One solution to this issue would be to provide affordable choices to rural residents. Many Americans in rural communities lack employer sponsored coverage. Furthermore, health insurance reform will create a health insurance exchange so families can compare prices and health plans in order to decide which quality affordable option is right for them. The exchange will ensure that there will always be choices of quality, affordable health insurance, regardless if someone moves, changes or loses a job, or becomes sick. Reform will also provide premium assistance to make coverage affordable for rural Americans. Another resolution might be to provide a tax credit for small businesses to purchase health benefits. Rural Americans who work for small business are often unable to obtain insurance. Health insurance reform will provide a sliding scale tax credit to enable rural small businesses to provide health benefits to their employees.

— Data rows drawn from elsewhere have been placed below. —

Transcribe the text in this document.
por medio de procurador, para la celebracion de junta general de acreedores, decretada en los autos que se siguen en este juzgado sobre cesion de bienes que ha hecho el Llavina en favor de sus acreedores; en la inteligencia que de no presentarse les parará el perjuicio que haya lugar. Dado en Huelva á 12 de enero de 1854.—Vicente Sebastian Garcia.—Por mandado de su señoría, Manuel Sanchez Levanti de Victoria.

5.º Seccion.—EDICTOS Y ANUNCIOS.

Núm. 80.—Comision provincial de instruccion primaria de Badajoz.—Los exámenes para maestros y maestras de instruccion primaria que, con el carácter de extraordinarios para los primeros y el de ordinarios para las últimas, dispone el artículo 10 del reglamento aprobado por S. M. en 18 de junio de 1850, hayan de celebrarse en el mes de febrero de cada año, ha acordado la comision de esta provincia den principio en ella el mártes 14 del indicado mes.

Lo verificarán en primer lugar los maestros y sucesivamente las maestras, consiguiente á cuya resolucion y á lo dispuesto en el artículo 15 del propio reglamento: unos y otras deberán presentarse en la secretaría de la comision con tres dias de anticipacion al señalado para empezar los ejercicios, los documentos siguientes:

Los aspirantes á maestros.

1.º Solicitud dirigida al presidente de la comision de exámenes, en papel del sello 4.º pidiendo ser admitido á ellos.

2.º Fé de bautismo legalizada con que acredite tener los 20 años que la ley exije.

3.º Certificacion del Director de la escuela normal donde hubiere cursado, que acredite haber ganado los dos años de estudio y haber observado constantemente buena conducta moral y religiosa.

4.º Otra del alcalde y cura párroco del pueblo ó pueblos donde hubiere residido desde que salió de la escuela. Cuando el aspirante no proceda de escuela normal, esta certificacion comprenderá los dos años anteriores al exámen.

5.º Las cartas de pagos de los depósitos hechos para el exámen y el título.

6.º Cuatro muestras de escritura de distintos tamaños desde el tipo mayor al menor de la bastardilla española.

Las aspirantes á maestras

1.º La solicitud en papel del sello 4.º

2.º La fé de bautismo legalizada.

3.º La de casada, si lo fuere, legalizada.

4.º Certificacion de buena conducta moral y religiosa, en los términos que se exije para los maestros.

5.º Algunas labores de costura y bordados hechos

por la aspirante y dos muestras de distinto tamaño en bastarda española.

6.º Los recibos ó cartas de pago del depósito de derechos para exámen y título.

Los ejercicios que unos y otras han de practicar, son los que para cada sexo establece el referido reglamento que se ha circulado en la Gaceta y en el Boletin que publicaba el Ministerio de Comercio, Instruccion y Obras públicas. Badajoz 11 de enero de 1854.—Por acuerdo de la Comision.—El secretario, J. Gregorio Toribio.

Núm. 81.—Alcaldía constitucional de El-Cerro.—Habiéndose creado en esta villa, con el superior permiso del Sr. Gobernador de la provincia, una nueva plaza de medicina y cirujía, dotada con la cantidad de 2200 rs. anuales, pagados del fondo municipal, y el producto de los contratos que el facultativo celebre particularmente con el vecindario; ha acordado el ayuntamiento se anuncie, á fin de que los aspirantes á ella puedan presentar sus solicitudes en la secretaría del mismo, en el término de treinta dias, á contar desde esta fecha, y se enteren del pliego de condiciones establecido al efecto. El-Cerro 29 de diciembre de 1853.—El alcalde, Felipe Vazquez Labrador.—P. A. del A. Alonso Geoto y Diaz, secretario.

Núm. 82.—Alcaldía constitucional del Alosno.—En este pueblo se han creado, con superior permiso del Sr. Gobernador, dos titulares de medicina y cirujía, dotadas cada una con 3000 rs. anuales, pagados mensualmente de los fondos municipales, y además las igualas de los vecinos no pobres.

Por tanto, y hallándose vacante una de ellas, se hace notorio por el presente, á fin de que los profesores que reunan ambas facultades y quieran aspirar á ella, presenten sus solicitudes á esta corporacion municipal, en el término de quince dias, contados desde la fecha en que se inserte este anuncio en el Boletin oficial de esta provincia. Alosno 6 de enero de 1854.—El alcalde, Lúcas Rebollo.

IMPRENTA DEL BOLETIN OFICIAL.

Throughout the history of Human Services it has faced several widespread conflicts. In the present day a major conflict is delivering these services to rural areas of the United States. As compared to that of urban residents, rural families depend on a variety of social services to assist them in moving toward an independent lifestyle. Supplying services to rural areas is difficult, due to the cost, transportation, and varying societal concerns. This struggle will continue to prevail throughout the 21st century if there are no resolutions to these problems.
Friedman, P. (2003, March). meeting the challenge of social service delivery in rural areas. Retrieved from http://www.financeproject.org/Publications/meetingthechallengeIN.htm
Chang, J. (n.d.). More Choices, better coverage: health insurance reform for rural america. Retrieved from http://www.healthreform.gov/reports/ruralamerica/ruralmorechoicesmorecoverage.pdf
Woodside, Marianne, & McClam, Tricia. (2006). An Introduction to human services. Belmont, CA: Thomson Brooks/Cole.